Mais les grandes décisions sont solitaires car si tout va bien, les conseils et avis sont souvent contraires. Le président tranche sur les grandes décisions qui engagent réellement ou symboliquement le pays. Il y faut de la hauteur, de la lucidité et du courage. Pensons au président Chirac confronté aux pressions pour renverser le régime de Saddam Hussein en Irak aux côtés des Américains. Dès lors, seul un ancien président peut comprendre l’actuel. Emmanuel Macron, échangeant avec Nicolas Sarkozy et François Hollande, s’adresse à des hommes qui ont connu des crises majeures tels les attentats de Charlie ou du Bataclan, l’intervention au Mali pour contrer l’offensive des islamistes, la crise des subprimes de 2008, ou la crise géorgienne, et chacun a connu des crises sanitaires. Je ne dis pas que les deux prédécesseurs ont fait tout ce qu’ils auraient dû faire, mais sur le moment, ils ont bien réagi face à crises majeures : en conformité avec notre imaginaire.

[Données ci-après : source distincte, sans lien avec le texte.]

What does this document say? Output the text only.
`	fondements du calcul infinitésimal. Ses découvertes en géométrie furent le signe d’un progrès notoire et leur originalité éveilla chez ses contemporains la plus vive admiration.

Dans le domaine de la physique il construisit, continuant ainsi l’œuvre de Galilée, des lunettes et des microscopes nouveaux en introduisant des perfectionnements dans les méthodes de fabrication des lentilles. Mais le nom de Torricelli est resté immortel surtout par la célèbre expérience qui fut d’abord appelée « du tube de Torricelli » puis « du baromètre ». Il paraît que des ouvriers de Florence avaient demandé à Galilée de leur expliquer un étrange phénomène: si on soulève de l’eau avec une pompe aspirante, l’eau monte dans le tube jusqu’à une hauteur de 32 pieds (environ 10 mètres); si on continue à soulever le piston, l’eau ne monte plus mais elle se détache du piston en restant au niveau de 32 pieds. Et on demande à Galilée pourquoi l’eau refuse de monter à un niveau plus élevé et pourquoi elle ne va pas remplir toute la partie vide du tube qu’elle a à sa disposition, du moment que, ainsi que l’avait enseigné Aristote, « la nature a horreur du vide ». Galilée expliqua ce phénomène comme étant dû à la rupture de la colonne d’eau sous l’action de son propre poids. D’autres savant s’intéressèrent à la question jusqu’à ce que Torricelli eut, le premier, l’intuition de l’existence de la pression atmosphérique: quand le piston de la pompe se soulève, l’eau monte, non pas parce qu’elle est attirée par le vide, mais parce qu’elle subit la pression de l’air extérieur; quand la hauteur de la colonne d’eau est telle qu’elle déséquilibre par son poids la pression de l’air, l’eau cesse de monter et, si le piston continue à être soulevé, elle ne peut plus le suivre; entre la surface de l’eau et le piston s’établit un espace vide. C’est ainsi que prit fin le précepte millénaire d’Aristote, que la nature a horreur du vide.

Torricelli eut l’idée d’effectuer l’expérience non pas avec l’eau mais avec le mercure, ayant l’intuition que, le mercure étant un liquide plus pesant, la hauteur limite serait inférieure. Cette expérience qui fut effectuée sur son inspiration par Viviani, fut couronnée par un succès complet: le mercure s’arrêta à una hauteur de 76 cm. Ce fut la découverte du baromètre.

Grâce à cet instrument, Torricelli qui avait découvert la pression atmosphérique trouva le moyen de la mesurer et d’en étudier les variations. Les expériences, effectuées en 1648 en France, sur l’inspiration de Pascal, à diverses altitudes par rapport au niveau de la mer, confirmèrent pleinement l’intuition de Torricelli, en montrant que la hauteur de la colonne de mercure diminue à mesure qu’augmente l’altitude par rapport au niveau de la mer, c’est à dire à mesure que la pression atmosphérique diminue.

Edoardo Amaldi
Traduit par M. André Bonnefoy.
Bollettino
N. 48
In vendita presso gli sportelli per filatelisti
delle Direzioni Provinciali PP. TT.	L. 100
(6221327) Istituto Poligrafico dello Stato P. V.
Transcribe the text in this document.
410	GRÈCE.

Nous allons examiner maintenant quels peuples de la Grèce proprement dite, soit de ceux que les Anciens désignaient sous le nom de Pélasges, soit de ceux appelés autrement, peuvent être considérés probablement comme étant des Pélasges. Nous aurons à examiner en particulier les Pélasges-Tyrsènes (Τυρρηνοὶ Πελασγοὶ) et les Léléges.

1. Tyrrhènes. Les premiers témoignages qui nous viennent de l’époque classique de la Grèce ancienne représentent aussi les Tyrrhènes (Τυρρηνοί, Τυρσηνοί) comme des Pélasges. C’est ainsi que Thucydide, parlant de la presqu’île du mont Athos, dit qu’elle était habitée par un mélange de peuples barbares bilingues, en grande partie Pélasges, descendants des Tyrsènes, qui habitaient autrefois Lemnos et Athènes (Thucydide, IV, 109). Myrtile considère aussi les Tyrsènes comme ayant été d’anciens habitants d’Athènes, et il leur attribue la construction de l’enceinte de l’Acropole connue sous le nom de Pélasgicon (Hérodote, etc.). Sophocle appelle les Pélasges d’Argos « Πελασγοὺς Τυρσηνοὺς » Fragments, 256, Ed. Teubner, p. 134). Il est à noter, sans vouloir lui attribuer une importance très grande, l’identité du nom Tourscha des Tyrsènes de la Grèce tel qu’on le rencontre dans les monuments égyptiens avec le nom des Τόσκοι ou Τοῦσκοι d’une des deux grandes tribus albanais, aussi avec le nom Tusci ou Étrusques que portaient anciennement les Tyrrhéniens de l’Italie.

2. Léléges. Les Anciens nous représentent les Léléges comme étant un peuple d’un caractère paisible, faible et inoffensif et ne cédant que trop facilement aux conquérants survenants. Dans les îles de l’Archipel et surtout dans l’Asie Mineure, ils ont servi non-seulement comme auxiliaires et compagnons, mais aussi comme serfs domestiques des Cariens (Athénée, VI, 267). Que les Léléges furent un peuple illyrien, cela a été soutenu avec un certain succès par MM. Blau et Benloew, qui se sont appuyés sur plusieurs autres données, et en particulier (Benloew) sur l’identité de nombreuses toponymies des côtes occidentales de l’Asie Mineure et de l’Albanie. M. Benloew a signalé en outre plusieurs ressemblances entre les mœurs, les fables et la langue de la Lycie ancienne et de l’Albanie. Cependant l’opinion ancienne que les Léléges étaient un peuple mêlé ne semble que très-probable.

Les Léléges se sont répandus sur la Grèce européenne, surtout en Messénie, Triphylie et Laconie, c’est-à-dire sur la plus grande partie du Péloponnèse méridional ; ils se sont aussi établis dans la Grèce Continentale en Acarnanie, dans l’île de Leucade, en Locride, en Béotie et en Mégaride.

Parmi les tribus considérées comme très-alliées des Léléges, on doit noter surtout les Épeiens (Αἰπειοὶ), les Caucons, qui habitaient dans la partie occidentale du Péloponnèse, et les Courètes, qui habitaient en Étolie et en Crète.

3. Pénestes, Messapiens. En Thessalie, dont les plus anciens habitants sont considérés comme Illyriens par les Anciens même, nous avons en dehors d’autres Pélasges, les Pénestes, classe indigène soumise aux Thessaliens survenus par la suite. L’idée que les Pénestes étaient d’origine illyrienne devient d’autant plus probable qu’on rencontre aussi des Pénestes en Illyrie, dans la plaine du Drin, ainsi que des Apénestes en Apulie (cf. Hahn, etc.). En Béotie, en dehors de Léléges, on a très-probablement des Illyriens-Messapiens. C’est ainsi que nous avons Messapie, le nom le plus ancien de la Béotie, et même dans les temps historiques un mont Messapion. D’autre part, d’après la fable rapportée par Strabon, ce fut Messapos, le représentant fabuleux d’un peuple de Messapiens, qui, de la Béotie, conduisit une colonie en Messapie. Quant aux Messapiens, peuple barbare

C’est important que des présidents puissent, dans des moments décisifs, avoir l’avis de leurs prédécesseurs.

RT France : Quel rôle, à votre avis, devraient jouer Hollande et Sarkozy dans la crise que traverse la France aujourd’hui ?

SR : La dépression politique à laquelle se rajoute une crise pandémique majeure aux effets incontrôlés que connaît la France ne date pas d’aujourd’hui. Là où les anciens présidents pourraient aider l’actuel chef d’Etat et le pays, c’est en se demandant ce qui dysfonctionne entre le peuple, la nation française et l’Union européenne, dans la capacité de dire une vision, un projet et de mettre en œuvre sa réalisation. Cette année, nous célébrons les 150 ans la République. Je pense que c’est l’occasion de rappeler que ce sont les valeurs de la République qui nous tiennent ensemble. La République ce n’est pas seulement des idéaux, c’est une politique à mettre en œuvre, un combat.

Il faut que les présidents de la République disent à la nation là où le président les conduit. C’est le point commun que je vois entre les trois derniers présidents : une fois élus, ils n’ont jamais dit où ils voulaient emmener la France dans 15 ans. Le génie français n’est certainement pas d’inverser les fins et les moyens comme c’est le cas depuis la chute du mur de Berlin. Avant de réformer la France, il faut expliquer le cap, les finalités, la vision politique, le projet qui justifient les politiques menées. Cela pose immanquablement la question de ce qu’est devenue l’Union européenne. Il n’y a pas de République, de démocratie sans souveraineté populaire, nationale. Si cela ne change pas, nous connaîtrons sans cesse les mêmes engouements, distances et divorces entre la nation et ses présidents de la République, puis les passions tristes l’emporteront.


Stéphane Rozès, président du CAP (Conseils, analyses et perspectives), est également enseignant à Sciences-Po et HEC.